Master en Desarrollo Local. Director de la Fundación Donum, Cuenca. Exdirigente de Alfaro Vive Carajo.
Definitivamente, la democracia no tiene mucha hinchada en nuestro país. La idea de construir un espacio de convivencia común, que permita la realización personal a todo un conglomerado humano, parece una abstracción no solo inaplicable, sino incomprensible.
Lo acaban de demostrar los sectores empresariales, particularmente los mineros, a propósito de la consulta por el agua de Cuenca aprobada por la Corte Constitucional. Han puesto el grito en el cielo por una supuesta conculcación de sus derechos. Al parecer, se les traspapeló esa premisa fundamental de la democracia, que señala que la libertad de cada uno llega hasta donde empieza el derecho ajeno. En este caso particular, se trata del derecho a la vida de cientos de miles de habitantes de una ciudad.
No se necesita ser muy versado en artes ambientales para saber que la industria minera es una fuente de contaminación, al igual que los vehículos a combustión, por más filtros que se les instale. Frente a las evidencias, este debate debería haberse zanjado hace mucho tiempo. No obstante, la persistente ofensiva de las transnacionales mineras ha conseguido mantenerlo vigente, gracias a un hábil maquillaje de la información. Minería limpia, minería responsable o minería socialmente sustentable son algunos de los términos acuñados para demostrar la aparente inocuidad de esta actividad.
Pero la realidad es tozuda: la provincia del Azuay ha padecido los estragos de la minería en carne propia. En la estribación occidental de la cordillera hay dos ríos muertos, el Gala y el Siete.

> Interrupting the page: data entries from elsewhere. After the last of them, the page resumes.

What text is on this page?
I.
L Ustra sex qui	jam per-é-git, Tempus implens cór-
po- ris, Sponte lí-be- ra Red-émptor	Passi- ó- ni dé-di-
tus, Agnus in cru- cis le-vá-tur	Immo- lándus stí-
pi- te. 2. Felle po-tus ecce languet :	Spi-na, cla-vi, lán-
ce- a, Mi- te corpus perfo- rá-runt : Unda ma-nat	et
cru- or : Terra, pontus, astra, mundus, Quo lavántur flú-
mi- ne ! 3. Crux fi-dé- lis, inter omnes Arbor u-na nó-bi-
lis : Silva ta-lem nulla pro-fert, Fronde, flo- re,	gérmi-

Los impactos sociales, ambientales y sanitarios en los cantones mineros de Pucará, Santa Isabel y Ponce Enríquez son gravísimos y, en algunos casos, irreversibles.
Los representantes de las cámaras de la producción optan por torcer el sentido de la democracia, por amoldarla como plastilina. Ahora resulta que consultar al pueblo es un riesgo y que admitir una decisión colectiva es un despropósito. La democracia únicamente funciona cuando les favorece.
Por ello, la simple posibilidad de que esta amenaza se acerque a la ciudad de Cuenca ha activado las alarmas. Con justa razón. Y, sobre todo, ha trastocado el esquema convencional de valores que se acostumbra asignar a nuestro pueblo: hoy, el agua se ha convertido en el bien más preciado de la mayoría de la población cuencana.
Esta opción se contrapone con la visión tradicional de la política, cuyas definiciones del bien superior de un Estado suelen estar impregnadas de excesivo utilitarismo. Seguridad, productividad, propiedad, recursos estratégicos para la economía. Es decir, todo aquello que garantice las aspiraciones prácticas de la gente. Que una ciudad defina al agua de consumo humano como bien superior del Estado local resulta inadmisible desde la lógica pecuniaria de los empresarios. De cualquier empresario.
Es aquí donde los representantes de las cámaras de la producción optan por torcer el sentido de la democracia, por amoldarla como plastilina. Ahora resulta que consultar al pueblo es un riesgo y que admitir una decisión colectiva es un despropósito. La democracia únicamente funciona cuando les favorece.